I love the NPR iPad app, but I have some issues with the voices I hear on it. They all have the NPR voice, similar, but not so bad with the World Service. After a while it all feels slightly surreal, different stories by different presenters with different bylines, but always the same tone, register and cadence. You can even hire voice talent who can produce the NPR sound.
The Guardian SxSW hackday was all about thinking about new ways of presenting news/event/music/film/cultural information. I thought it might be fun, since I’m working at an art startup, to do something which looks at the rather good art scene in Austin. However I think it’s pretty clear that you could do something just like this for almost any form of user generated audio content around an event, either recent or distantly historical. You could also use the AudioBoo API to power it if you wanted to, it’s a situational version of what they do.

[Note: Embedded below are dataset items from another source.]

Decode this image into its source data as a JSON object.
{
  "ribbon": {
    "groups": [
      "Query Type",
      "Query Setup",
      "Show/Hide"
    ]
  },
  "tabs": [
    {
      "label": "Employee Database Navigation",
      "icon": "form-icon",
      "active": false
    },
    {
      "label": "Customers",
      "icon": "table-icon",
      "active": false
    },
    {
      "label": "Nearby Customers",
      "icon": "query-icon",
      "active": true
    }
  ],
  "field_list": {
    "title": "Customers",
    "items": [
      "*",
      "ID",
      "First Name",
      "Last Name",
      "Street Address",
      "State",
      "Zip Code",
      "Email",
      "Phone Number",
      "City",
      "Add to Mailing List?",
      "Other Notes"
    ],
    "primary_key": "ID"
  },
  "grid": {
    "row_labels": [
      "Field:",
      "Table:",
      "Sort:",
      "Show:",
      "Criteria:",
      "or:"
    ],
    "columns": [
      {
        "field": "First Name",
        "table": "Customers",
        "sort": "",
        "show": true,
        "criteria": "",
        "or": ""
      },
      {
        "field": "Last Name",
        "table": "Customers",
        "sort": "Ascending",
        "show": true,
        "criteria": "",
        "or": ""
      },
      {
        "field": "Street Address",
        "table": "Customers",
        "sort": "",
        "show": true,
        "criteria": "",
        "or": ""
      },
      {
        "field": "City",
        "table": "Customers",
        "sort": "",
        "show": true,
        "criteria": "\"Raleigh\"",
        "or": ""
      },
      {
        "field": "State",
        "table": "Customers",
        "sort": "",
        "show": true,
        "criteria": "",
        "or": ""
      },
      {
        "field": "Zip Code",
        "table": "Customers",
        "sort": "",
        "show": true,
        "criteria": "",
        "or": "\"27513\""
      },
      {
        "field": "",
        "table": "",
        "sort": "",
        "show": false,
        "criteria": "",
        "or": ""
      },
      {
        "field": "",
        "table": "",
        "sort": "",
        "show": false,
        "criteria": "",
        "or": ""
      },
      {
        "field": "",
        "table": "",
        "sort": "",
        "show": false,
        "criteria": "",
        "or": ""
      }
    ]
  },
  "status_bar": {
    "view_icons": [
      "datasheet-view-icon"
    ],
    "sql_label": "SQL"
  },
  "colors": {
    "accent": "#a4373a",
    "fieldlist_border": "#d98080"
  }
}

Dan Catt and I have been talking of late about ambient audio news content, he’s been doing some really interesting thinking around this and a lovely fun experiment with text-to-speech and autotune. I was talking about some of my early thinking on what we could do with ambient “art radio” with John Willshire and he and I hatched a plan for what to do for the #gSxSW hackday. We’d get real people to tell us how different bits of art made them feel, get their impressions and the put them together in a sort of image and audio slideshow and then see what came out.
And here it is. From Dusk till Dawn - the insomniac’s ambient audio guide to art in Austin.
What comes out of this is some interesting things. Firstly, it sort of works in my opinion, people’s opinions of the works are interesting, they make you look again and introspect your feelings. Secondly, audio guides in galleries: you definitely want the authoritative voice, but maybe you want to hear what your friends say, what the artist says, what other people with similar art tastes say. Thirdly, we need a slightly quicker way of getting the audio in, but a Twilio API hack (which I nearly attempted, so you could phone a number and leave a voicemail about a painting) could be fun, but we have something coming with Artfinder which might be more the thing.
Now to test it on a tired (overnight hacking so I could be with family on the weekend) insomniac. I’ll tell you how I get on.